Connected Medicine In the Age of Pandemics

The COVID-19 pandemic will be a major social and economic disruption, but certainly not on the scale of World War I or II. While the broader impact of current pandemic should abate in two to three years, we should use this crisis to better prepare for the future.

In areas of Information and Communications Technology, the COVID-19 crisis can have deeper and more lasting impact. Clearly, telecommunications-enabled services will see increased demand and investments. We certainly need more functionality and better quality online interactions for family / personal connections, business meetings, classrooms, medicine, conferences, voting, entertainment, shopping and the like. I am sure that private industry will respond to these markets. Much of this will be for the good, but I do worry about what an increasingly online society will do to the fabric of humankind, which depends so deeply on person connection. Additionally, large segments of our economy, like manufacturing, construction and healthcare cannot function online, at least until the age of robots – which is still far away.

The current global response to COVID-19 would not have been possible without telecommunications. But we need more innovation in telecommunications to build the necessary medical infrastructure to deal with pandemics.

The possibility of zoonotic infections has been around for millennia, but modern mass transportation and high-density living make them much more pandemic capable.

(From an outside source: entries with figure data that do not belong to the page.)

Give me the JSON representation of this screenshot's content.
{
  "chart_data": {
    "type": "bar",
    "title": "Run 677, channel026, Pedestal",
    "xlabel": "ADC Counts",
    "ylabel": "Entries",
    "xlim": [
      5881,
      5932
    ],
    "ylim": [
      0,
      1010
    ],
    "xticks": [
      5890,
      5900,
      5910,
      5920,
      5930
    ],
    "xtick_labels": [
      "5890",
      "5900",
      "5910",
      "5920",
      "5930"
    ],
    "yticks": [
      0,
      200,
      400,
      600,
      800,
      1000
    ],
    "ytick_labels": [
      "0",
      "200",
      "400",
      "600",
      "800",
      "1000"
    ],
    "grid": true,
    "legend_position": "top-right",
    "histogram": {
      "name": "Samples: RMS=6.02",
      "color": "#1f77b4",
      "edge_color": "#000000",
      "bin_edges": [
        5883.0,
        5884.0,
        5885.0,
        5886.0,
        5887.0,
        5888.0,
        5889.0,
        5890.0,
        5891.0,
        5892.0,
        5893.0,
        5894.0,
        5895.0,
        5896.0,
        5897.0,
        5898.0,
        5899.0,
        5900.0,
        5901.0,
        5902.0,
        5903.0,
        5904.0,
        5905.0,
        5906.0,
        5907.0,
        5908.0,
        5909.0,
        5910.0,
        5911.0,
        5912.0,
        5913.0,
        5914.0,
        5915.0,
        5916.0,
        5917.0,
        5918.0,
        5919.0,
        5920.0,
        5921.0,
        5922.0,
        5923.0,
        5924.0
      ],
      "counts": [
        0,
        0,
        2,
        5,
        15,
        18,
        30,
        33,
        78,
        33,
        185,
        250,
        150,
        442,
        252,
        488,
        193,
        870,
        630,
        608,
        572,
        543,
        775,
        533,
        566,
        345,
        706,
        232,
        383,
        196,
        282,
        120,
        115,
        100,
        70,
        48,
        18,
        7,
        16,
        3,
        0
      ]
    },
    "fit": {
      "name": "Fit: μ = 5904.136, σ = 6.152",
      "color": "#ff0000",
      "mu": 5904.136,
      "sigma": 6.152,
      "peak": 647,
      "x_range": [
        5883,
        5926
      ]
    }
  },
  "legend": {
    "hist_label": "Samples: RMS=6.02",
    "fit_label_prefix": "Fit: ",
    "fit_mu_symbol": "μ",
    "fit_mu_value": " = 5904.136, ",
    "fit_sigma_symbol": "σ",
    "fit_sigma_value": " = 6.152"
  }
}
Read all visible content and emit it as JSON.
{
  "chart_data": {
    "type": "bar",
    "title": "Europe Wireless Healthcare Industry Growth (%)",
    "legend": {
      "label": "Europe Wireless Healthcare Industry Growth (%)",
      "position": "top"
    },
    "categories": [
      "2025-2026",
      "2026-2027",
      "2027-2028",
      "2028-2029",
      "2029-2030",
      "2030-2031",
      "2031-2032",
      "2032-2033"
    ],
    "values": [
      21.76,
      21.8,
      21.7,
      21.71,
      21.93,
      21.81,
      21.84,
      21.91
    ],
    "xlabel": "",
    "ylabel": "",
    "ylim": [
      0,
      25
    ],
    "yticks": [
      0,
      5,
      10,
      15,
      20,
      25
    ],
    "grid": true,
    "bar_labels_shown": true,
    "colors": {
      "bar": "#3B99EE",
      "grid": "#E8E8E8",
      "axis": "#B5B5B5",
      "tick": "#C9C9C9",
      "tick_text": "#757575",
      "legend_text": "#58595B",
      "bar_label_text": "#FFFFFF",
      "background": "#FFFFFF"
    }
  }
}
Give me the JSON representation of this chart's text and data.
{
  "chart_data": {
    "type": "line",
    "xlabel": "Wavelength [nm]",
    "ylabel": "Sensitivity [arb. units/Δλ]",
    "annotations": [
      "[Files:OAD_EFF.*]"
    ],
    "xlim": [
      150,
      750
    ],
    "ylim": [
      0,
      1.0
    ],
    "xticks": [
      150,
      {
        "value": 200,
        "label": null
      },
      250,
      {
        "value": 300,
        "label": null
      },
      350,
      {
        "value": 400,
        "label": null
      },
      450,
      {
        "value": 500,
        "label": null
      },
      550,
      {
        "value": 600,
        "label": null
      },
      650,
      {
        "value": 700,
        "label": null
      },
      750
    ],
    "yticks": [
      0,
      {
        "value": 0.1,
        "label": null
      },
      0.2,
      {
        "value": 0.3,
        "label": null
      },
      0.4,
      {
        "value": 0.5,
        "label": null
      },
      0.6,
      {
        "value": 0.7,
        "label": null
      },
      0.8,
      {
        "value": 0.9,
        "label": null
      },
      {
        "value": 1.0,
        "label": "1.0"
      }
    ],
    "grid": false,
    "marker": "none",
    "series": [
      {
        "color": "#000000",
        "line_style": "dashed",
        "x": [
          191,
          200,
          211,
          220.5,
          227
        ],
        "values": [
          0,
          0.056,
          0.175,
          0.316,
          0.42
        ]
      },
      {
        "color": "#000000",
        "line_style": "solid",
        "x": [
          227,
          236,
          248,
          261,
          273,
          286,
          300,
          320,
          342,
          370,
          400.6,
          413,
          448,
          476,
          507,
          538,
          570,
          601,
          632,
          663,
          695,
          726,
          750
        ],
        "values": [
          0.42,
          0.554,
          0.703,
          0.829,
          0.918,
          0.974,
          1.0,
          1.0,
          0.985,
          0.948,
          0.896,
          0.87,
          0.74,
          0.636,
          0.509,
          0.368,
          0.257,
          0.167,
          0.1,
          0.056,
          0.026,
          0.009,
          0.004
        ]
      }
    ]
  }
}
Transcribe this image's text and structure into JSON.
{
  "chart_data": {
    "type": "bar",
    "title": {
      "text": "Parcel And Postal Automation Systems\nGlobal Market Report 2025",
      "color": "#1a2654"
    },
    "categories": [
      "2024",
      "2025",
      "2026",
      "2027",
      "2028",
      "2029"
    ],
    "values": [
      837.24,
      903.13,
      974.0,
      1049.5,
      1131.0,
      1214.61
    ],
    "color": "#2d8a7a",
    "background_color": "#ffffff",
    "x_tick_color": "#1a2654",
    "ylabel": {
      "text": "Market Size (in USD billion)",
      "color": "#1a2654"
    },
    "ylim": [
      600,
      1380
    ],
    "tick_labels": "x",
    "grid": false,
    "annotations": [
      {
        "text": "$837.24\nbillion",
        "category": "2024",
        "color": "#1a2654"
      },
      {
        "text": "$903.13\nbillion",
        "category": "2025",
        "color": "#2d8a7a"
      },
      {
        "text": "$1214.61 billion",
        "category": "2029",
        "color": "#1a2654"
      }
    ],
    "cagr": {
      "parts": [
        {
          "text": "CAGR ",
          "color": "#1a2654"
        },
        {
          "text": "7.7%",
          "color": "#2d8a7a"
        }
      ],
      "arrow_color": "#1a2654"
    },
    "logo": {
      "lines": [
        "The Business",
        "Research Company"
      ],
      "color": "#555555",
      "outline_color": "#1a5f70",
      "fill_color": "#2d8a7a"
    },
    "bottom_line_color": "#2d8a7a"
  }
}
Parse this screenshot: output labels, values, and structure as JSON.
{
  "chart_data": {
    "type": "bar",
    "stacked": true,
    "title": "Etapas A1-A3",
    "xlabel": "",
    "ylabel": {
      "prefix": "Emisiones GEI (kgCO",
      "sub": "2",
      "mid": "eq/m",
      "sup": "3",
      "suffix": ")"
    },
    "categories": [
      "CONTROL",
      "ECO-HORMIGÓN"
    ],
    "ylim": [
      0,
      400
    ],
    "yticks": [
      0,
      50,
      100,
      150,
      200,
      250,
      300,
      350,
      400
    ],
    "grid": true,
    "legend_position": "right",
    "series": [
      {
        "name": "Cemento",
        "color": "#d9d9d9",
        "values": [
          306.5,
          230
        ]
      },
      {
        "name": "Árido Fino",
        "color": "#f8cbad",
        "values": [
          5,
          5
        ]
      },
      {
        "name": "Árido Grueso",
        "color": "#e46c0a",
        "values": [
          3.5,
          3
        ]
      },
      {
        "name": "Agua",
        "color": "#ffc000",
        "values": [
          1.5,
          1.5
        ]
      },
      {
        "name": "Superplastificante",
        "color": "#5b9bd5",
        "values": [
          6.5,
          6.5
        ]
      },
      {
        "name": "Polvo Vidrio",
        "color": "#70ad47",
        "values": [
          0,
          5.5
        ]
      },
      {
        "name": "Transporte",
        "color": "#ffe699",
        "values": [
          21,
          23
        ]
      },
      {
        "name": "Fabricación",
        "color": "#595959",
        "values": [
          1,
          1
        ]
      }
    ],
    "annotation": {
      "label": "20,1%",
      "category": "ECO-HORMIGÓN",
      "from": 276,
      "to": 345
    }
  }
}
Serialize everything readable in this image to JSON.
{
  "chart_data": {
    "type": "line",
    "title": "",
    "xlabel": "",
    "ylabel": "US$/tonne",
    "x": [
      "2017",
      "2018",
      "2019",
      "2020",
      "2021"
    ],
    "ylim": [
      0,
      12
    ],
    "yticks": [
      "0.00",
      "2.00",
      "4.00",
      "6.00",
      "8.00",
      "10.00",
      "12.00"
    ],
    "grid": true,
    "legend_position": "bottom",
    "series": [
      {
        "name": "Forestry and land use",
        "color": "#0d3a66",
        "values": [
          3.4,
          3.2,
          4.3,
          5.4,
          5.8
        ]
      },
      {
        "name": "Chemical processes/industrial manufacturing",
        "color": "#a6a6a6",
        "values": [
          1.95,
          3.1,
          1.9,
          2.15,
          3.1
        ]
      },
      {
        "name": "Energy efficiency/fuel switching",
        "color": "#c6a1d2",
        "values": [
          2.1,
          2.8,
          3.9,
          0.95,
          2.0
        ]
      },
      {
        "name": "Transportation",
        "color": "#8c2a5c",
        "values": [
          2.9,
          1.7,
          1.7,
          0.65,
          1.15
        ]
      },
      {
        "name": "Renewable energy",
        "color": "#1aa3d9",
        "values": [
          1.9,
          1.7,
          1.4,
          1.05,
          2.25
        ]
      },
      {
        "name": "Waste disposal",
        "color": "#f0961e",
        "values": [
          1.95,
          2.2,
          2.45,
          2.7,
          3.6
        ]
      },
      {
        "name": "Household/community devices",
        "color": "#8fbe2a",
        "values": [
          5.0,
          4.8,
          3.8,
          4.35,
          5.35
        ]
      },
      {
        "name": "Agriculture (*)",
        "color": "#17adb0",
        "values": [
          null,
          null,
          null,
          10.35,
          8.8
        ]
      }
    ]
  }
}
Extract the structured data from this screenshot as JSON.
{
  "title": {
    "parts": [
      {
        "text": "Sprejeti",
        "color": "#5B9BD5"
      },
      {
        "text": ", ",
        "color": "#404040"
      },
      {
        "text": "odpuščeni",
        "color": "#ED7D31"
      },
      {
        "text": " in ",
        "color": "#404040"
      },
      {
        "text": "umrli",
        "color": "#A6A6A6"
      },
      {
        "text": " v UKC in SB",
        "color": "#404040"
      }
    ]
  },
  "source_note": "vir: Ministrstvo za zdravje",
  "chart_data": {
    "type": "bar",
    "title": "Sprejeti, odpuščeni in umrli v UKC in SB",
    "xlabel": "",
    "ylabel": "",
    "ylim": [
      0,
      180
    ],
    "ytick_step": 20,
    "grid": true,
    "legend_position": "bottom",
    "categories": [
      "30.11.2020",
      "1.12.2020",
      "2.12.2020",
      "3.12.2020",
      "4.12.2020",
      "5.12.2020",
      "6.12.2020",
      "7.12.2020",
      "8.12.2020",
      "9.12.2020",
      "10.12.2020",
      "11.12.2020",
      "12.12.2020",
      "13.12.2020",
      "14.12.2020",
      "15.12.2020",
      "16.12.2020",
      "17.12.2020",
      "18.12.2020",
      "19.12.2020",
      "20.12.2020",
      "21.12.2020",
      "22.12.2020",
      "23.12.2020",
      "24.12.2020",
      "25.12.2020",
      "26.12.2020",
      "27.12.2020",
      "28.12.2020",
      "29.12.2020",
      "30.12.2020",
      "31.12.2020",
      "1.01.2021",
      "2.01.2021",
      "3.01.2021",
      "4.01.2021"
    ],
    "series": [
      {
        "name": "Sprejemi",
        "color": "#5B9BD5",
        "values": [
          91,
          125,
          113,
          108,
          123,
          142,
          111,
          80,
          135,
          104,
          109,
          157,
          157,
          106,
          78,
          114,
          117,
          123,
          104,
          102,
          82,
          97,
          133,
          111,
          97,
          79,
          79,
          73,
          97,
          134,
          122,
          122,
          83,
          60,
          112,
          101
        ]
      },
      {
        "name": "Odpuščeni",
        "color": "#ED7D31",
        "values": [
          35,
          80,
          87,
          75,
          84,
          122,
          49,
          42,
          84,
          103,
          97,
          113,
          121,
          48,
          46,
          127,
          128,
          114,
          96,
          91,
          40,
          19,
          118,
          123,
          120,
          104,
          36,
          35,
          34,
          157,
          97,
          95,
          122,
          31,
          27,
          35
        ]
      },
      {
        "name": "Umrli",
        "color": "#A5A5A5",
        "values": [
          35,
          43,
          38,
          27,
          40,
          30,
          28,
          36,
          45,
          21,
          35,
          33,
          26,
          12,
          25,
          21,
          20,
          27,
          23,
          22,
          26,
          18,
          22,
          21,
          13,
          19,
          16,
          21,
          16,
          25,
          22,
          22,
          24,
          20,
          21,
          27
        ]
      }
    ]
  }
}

Therefore, society will need tools to better prepare for future pandemics that can arrive more frequently and be even more deadly than COVID-19. We not only need better early warning tools, but also technology to track infection incidence during its advancing and retreating phases. The latter will be crucial to better inform decision making to bring a society back to normal functioning safely and quickly. Possible ideas include:

  • Internet of Health Things– we need scale population data to help detect and measure pandemic incidence. One example is Kinsa, a smart thermometer that uploads patient temperature to a cloud data base. This has already been used in Florida to detect possible COVID-19 hot spots. In China, smart phone apps have been used to upload body temperature. Many more such tools can be developed, including at-home antibody testing or, in the future, even nucleic acid testing. This will dramatically improve pandemic management.
  • Tracing Individual Infection Potential arising from either contact with an infected person or perhaps even with infected surface.  While rudimentary tools are already available, we can build far better tools with more specificity and geographical – temporal sensitivity.
  • Surge management for hospitals. Severe shortages of hospital resources are a huge problem in pandemics and online data driven management systems for matching patients, supplies or even medical care workers to hospitals best equipped handle surges can be vital. All this will need high speed and reliable wireless connectivity.
  • Tele-screening.A lot of resources (Personal Protective Equipment and health care worker time) go into testing and screening to identify patients needing hospital care versus those that can recover at home. Good telemedicine-based screening tools can reduce this burden significantly. And infected but low risk patients who recover at home can upload data on vitals for follow up monitoring.

These are just a few examples. As with the Internet and wireless, we imagined only a tiny fraction of the eventual uses of the technology when we created it.  Welcome to the Age of Pandemics.